Monday, March 21, 2011

Exodus 15:26 NASB

"If you will give earnest heed to the voice of the LORD your God, and do what is right in His sight, and give ear to His commandments, and keep all His statutes, I will put none of the diseases on you which I have put on the Egyptians; for I, the LORD, am your healer."

Have you ever gone three days without water?  This would be to suffer.  That's what happened to the Israelites as they made their way from the Red Sea into the wilderness of Shur.  They went three days and found no water (Exodus 15:22).  It doesn't make for happy campers. And then, when they finally found water, it was so bitter they couldn't drink it, which gave it the name "Marah" (bitterness).  But there was more than water that was bitter.  There was a bitterness of heart, which always finds someone to blame.  The writer says, "the people began to grumble against Moses, saying, 'What shall we drink?'" (15:24).  One would think they had good reason because, after all, three days without water is a desperate situation.  Why does God, so often, let us get to the point of desperation?  The writer gives only one reason here, and I think it's probably the same reason most every time.  Just this:  "There He tested them," (15:25).  Often times, God will allow us to come to the end of the rope to test our hearts, to see what's in it. The easy times don't prove anything.  But hard times have a way of exposing the heart's true makeup.  For some reason, God wants to see what comes out under pressure, but I imagine He also wants us to see it as well.  There's nothing more disturbing than failure to act as we claim we would act.  It should create a different kind of desperation, not of deliverance from the circumstances but of deliverance from the sickness of our heart.  What comes up out of your heart under pressure?
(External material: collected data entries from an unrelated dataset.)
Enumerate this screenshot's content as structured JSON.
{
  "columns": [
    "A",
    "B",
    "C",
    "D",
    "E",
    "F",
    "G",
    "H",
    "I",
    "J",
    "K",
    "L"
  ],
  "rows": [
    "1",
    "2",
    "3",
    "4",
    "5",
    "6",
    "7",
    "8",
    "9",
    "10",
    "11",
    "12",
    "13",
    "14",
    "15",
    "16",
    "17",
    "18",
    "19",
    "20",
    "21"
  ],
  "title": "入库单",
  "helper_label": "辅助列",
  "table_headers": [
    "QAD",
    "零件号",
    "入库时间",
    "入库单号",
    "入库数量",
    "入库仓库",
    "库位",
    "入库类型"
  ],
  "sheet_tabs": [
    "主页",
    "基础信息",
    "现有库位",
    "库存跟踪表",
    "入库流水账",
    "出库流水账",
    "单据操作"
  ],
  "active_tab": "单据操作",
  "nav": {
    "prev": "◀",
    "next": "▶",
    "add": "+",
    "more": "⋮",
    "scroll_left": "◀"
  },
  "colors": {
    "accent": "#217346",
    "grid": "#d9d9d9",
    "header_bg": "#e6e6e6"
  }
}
The question is, "can God do something about it?"  The promise to Israel is, "I, the LORD, am your healer."  As God "healed" the bitter water, and as God helps us in a bitter world, so God wants to heal the bitter heart.  He is a wonderful God, always doing what is best for His own.  The joy is, He can.  We have every right, not to grumble, but to come to Him in prayer for the deep hurts and needs of our life.  He wants to bring healing that goes as deep as the soul, for He said, "I, the LORD, am your healer."  Take Him at His word.